Tuesday 5 January 2016

Emotions

I felt the drug working in my system, and a part of me died. The part that wanted to experience passion to my full capacity again. I felt like somebody might as well have said to me: "We don't care about you as a living, breathing, emotional human being. We want you neutered." I had no choice in the matter. I felt like a cat that had been desexed and declawed, and I should probably abstain from comparing myself to animals, since to be a mental health patient is to be dehumanised by so many, and maybe I'm even in on the action myself(?), but I can't help it.

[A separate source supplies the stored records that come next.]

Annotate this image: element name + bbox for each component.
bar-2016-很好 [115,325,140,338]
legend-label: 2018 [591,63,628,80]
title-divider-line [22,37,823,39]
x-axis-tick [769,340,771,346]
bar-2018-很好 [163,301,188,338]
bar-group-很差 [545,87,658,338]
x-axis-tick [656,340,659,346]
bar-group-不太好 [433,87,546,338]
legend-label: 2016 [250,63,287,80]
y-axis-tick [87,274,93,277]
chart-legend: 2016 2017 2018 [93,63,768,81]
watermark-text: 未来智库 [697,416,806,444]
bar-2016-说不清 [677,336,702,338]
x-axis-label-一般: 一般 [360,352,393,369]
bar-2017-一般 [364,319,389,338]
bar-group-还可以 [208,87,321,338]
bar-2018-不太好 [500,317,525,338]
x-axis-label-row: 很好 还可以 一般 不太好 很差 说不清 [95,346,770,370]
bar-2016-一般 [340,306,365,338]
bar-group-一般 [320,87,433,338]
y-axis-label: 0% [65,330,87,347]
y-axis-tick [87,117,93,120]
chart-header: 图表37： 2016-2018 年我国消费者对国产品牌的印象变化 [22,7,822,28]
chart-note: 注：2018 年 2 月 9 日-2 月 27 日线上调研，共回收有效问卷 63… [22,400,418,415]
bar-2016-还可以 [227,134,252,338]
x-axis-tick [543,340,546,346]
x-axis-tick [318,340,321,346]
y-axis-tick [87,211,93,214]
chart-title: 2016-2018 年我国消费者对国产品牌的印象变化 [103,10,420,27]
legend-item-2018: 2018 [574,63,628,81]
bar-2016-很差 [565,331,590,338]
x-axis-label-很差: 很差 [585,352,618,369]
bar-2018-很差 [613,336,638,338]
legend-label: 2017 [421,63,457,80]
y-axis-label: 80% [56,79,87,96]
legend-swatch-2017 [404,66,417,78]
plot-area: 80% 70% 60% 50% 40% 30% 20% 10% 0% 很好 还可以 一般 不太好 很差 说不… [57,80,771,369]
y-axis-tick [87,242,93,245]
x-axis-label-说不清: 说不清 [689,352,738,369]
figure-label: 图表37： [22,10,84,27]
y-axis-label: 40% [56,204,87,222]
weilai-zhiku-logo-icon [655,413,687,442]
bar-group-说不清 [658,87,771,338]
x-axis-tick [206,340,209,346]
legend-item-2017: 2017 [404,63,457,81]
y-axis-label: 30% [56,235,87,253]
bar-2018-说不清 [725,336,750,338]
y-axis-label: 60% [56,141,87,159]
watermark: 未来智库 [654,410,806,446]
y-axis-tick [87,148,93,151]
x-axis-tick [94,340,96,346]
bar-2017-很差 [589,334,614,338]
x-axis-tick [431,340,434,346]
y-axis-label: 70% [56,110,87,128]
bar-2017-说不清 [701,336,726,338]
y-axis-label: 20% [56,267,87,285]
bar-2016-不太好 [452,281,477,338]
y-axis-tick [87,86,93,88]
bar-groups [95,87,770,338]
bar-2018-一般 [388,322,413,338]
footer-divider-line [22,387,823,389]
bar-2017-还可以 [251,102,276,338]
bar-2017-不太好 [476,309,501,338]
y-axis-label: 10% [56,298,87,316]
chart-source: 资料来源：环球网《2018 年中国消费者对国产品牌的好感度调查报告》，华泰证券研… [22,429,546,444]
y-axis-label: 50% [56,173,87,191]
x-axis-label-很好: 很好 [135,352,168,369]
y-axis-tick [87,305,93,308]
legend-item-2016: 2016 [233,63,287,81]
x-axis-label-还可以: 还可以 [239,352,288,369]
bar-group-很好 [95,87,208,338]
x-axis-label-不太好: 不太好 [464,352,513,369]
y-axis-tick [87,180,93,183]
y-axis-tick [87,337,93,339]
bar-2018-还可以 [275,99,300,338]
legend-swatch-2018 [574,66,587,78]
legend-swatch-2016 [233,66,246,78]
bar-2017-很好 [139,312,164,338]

Emotional problems persist to this day. While I was unwell I digested the paradigm of an emotionally repressed person. I somehow thought mimicking him was the bright thing to do. I was in a moral panic. I believed that I had to suppress my intellectual curiosity to prevent emotional pain. I've relaxed since then, but I'm also still haunted by trauma from a past relationship. Often it feels like I will never emerge from this state. Yet I keep doing what I can to keep hope alive.

I recently had a falling out with a man who identified as a feminist, yet acted in some distinctly sexist ways. I don't want to be too harsh on him, because he had done more emotional work than most guys his age, but a big part of me is relieved I no longer have to put up with his male entitlement. Even so, I feel his absence. I'm not a socially gregarious kind of person, and I don't have many friends. The loss of a budding friend makes itself known. I suspect most of us feel lonely and misunderstood, so ironically I'm not alone in that. *Sigh*

Tomorrow I will finally see my psychologist, after a two week absence. I expect the time to fly.